Governing the Adaptive Organism - A Framework for Human-AI Symbiosis in Anticipatory Project Management
Abstract
Abstract
Artificial intelligence (AI) is reshaping project management, yet governance frameworks lag behind the shift from tool-based automation to human-AI symbiosis. This article synthesises literature across four domains; AI in project management, human-AI collaboration, anticipatory governance, and complexity theory, to propose the Adaptive Organism Governance (AOG) Framework. The framework reconceptualises the project organisation as a complex adaptive system with four dimensions: Cognitive Augmentation, Collaborative Intelligence, Anticipatory Sensing, and Complexity Absorption.

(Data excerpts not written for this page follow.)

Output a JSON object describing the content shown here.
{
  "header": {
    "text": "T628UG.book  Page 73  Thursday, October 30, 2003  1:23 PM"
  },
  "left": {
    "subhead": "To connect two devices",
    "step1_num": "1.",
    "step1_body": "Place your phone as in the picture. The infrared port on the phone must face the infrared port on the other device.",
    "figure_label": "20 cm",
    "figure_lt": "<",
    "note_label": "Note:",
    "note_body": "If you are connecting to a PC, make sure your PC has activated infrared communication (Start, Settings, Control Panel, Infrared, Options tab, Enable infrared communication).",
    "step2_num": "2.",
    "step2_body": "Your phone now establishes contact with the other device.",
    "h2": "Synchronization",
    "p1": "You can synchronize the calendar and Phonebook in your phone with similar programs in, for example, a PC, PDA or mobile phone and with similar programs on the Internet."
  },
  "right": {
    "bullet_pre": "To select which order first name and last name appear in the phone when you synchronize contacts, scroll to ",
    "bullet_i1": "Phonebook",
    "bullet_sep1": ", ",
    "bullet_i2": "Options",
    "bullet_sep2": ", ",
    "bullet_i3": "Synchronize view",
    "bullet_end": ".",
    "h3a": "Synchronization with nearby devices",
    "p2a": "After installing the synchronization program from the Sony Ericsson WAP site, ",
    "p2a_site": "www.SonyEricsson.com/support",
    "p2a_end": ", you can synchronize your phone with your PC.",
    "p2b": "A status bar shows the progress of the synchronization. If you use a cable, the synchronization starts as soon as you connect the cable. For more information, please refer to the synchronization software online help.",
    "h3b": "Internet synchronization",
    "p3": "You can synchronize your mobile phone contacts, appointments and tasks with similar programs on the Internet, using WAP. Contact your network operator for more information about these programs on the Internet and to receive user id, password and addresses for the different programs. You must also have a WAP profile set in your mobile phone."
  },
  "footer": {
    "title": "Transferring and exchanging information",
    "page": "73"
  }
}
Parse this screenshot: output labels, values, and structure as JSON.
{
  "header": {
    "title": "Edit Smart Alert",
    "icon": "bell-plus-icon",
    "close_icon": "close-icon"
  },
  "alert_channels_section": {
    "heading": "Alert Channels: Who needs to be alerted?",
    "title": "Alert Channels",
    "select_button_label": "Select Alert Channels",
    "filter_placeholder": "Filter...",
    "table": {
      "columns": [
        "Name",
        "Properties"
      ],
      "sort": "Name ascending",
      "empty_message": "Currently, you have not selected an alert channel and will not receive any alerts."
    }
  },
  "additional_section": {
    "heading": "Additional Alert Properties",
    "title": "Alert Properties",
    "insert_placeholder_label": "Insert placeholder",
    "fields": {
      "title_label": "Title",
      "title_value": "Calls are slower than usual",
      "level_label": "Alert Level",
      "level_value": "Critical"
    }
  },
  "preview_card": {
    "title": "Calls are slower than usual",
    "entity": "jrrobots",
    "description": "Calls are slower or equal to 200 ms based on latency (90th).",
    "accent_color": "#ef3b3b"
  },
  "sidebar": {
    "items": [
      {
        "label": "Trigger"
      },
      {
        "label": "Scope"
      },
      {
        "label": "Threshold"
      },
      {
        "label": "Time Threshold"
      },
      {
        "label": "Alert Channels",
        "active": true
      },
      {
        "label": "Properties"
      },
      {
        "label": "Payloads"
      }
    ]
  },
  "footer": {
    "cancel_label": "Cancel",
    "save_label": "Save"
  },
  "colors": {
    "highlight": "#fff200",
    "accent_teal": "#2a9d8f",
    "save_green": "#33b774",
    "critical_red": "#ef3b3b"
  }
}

These are operationalised through six governance principles: subsidiarity, transparency, adaptability, resilience, human-centricity, and continuous learning. By shifting focus from controlling machines to cultivating symbiotic ecosystems, the AOG Framework offers a pathway for anticipatory, adaptive, and resilient project delivery. This conceptual paper advances theory by unifying fragmented domains into a governance model that addresses the “absorption gap” between technological capability and organisational readiness, positioning human-AI symbiosis as a cornerstone of future project management.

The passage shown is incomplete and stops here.